Find Valid Matrix Given Row and Column Sums

1605. Find Valid Matrix Given Row and Column Sums You are given two arrays rowSum and colSum of non-negative integers where rowSum[i] is the sum of the elements in the ith row and colSum[j] is the sum of the elements of the jth column of a 2D matrix. In other words, you do not know the elements of the matrix, but you do know the sums of each row and column.

Find any matrix of non-negative integers of size rowSum.length x colSum.length that satisfies the rowSum and colSum requirements.

Return a 2D array representing any matrix that fulfills the requirements.

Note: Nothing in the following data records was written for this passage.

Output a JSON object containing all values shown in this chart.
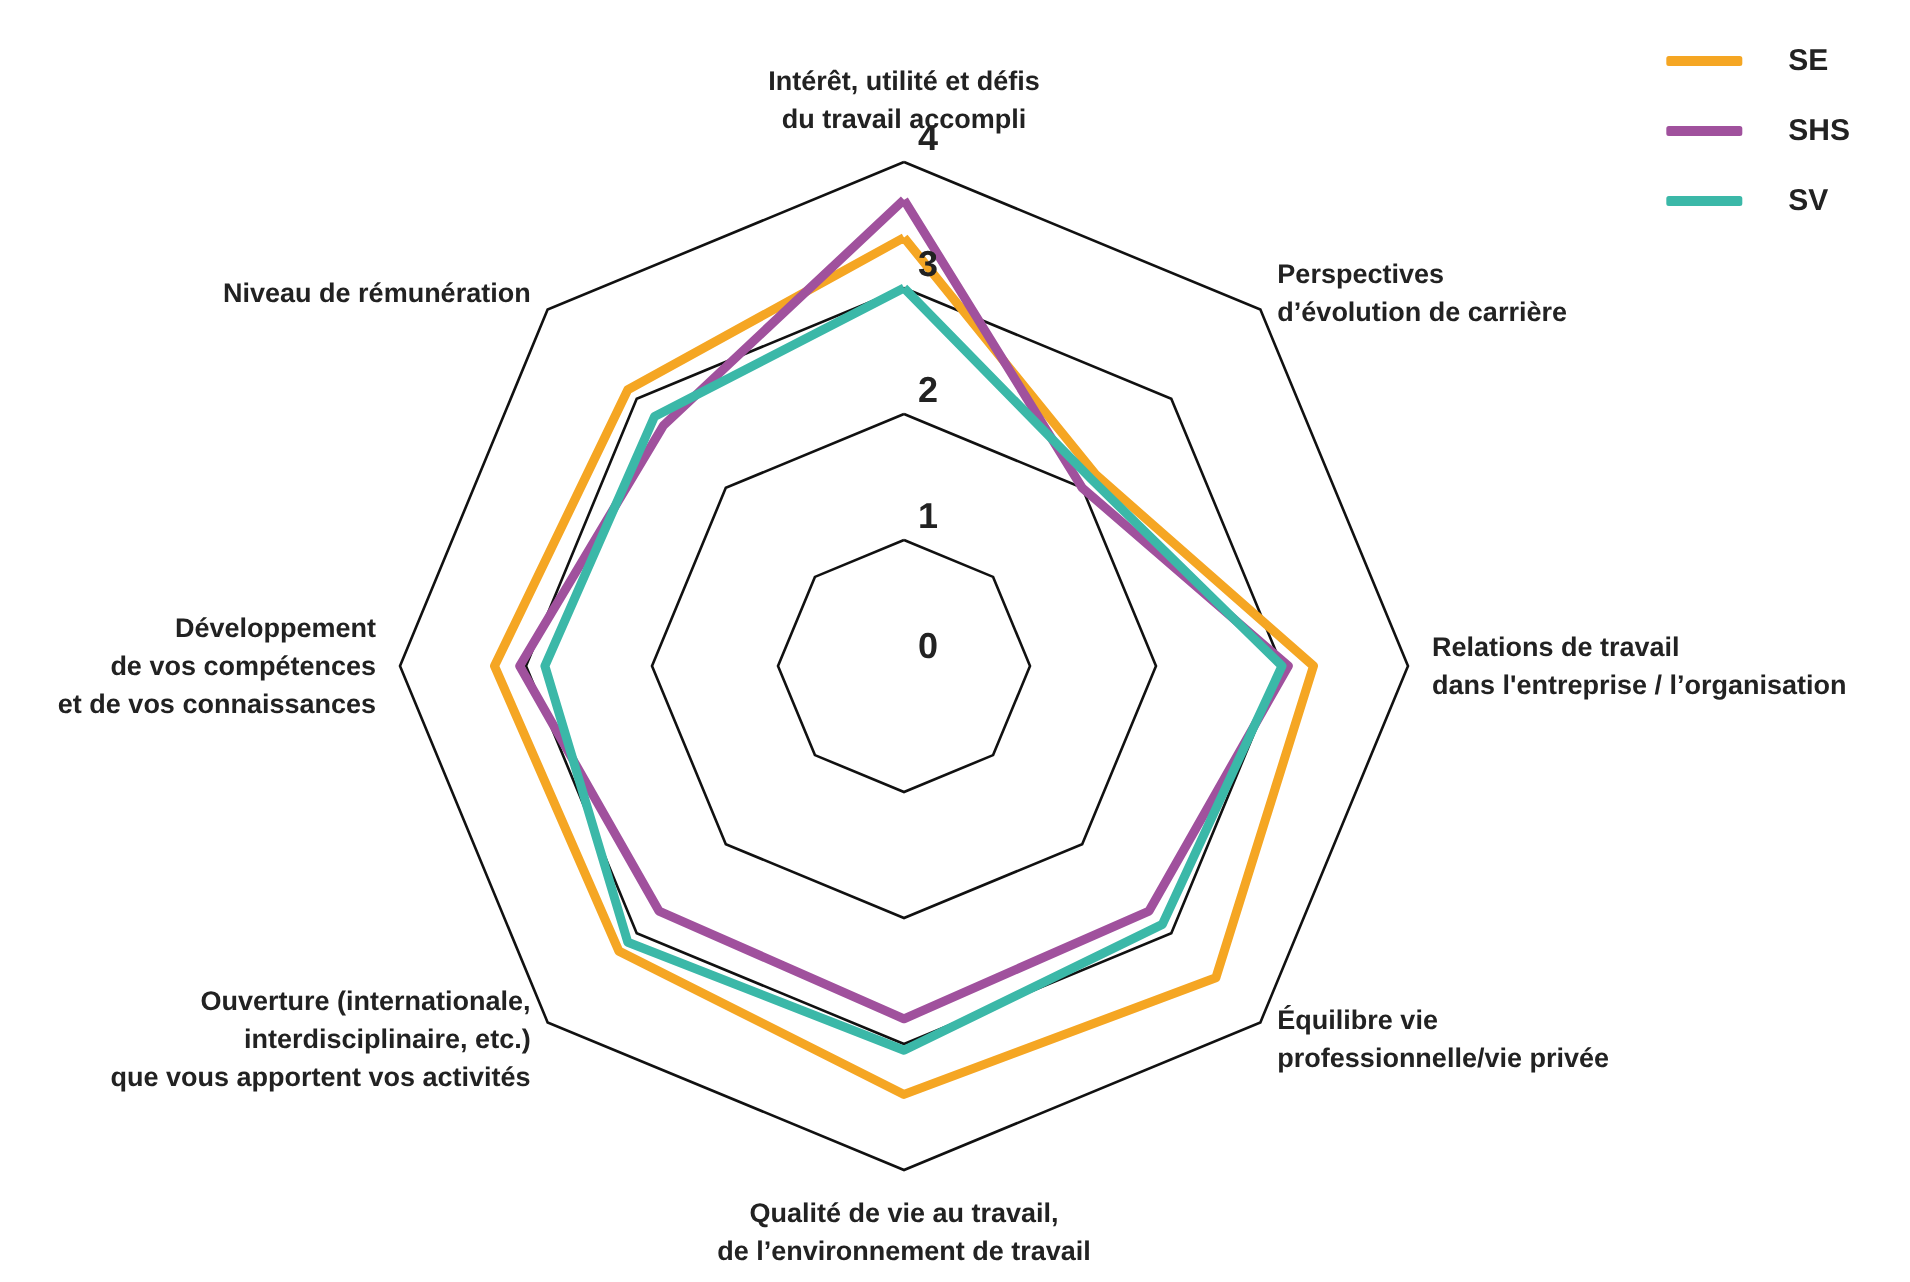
{
  "chart_data": {
    "type": "radar",
    "categories": [
      "Intérêt, utilité et défis\ndu travail accompli",
      "Perspectives\nd’évolution de carrière",
      "Relations de travail\ndans l'entreprise / l’organisation",
      "Équilibre vie\nprofessionnelle/vie privée",
      "Qualité de vie au travail,\nde l’environnement de travail",
      "Ouverture (internationale,\ninterdisciplinaire, etc.)\nque vous apportent vos activités",
      "Développement\nde vos compétences\net de vos connaissances",
      "Niveau de rémunération"
    ],
    "series": [
      {
        "name": "SE",
        "color": "#f5a623",
        "values": [
          3.4,
          2.15,
          3.25,
          3.5,
          3.4,
          3.2,
          3.25,
          3.1
        ]
      },
      {
        "name": "SHS",
        "color": "#a0519d",
        "values": [
          3.7,
          2.0,
          3.05,
          2.75,
          2.8,
          2.75,
          3.05,
          2.7
        ]
      },
      {
        "name": "SV",
        "color": "#3bb8a8",
        "values": [
          3.0,
          2.1,
          3.0,
          2.9,
          3.05,
          3.1,
          2.85,
          2.8
        ]
      }
    ],
    "ylim": [
      0,
      4
    ],
    "yticks": [
      0,
      1,
      2,
      3,
      4
    ],
    "grid": true,
    "legend": "top right",
    "marker": "none",
    "line_style": "solid"
  }
}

It’s guaranteed that at least one matrix that fulfills the requirements exists.

Solution 1

1. Generate the initial matrix which satisfy the rowSum.

2. Move the values forward or backward to fit in the colSum.

def restoreMatrix(self, rowSum, colSum):
    """
    :type rowSum: List[int]
    :type colSum: List[int]
    :rtype: List[List[int]]
    """
    self.R, self.C = len(rowSum), len(colSum)
    self.res =[[0] * self.C for _ in range(self.R)]
    
    for i, row in enumerate(self.res):
        self.res[i][0] = rowSum[i]
    # print(self.res)
    for j, cs in enumerate(colSum):
        currCol = sum([self.res[i][j] for i in range(self.R)])
        # print(currCol, cs)
        if currCol > cs:
            self.moveToAfterwords(j, currCol, cs)
        elif currCol < cs:
            self.getFromAfterwords(j, currCol, cs)
        else:
            continue
        
    return self.res
            
def moveToAfterwords(self, colIdx, currCol, cs):
    for j in range(colIdx+1, self.C):
        for i in range(self.R):
            if self.res[i][colIdx] > 0:
                tmp = min(self.res[i][colIdx], currCol - cs)
                self.res[i][colIdx] -= tmp
                self.res[i][j] += tmp
                currCol -= tmp
                # print(self.res)
                if currCol - cs == 0:
                    return
def getFromAfterwords(self, colIdx, currCol, cs):
    for j in range(colIdx+1, self.C):
        for i in range(self.R):
            if self.res[i][j] > 0:
                tmp = min(self.res[i][j], cs - currCol)
                self.res[i][colIdx] += tmp
                self.res[i][j] -= tmp
                currCol += tmp
                if currCol - cs == 0:
                    return

Solution 2 - Greedy

Reference

1. For each result value at A[i][j], we greedily take the min(row[i], col[j]).

2. Then we update the row sum and col sum: row[i] -= A[i][j], col[j] -= A[i][j]

   # Time O(mn)
   # Space O(mn)
   def restoreMatrix(self, row, col):
    m, n = len(row), len(col)
    A = [[0] * n for i in xrange(m)]
    for i in xrange(m):
        for j in xrange(n):
            A[i][j] = min(row[i], col[j])
            row[i] -= A[i][j]
            col[j] -= A[i][j]
    return A
   

   # Time O(mn) for initializing output
   # Time O(m + n) for process
   # Space O(mn)
   public int[][] restoreMatrix(int[] row, int[] col) {
    int m = row.length, n = col.length, i = 0, j = 0, a;
    int[][] A = new int[m][n];
    while (i < m && j < n) {
        a = A[i][j] = Math.min(row[i], col[j]);
        if ((row[i] -= a) == 0) ++i;
        if ((col[j] -= a) == 0) ++j;
    }
    return A;
   }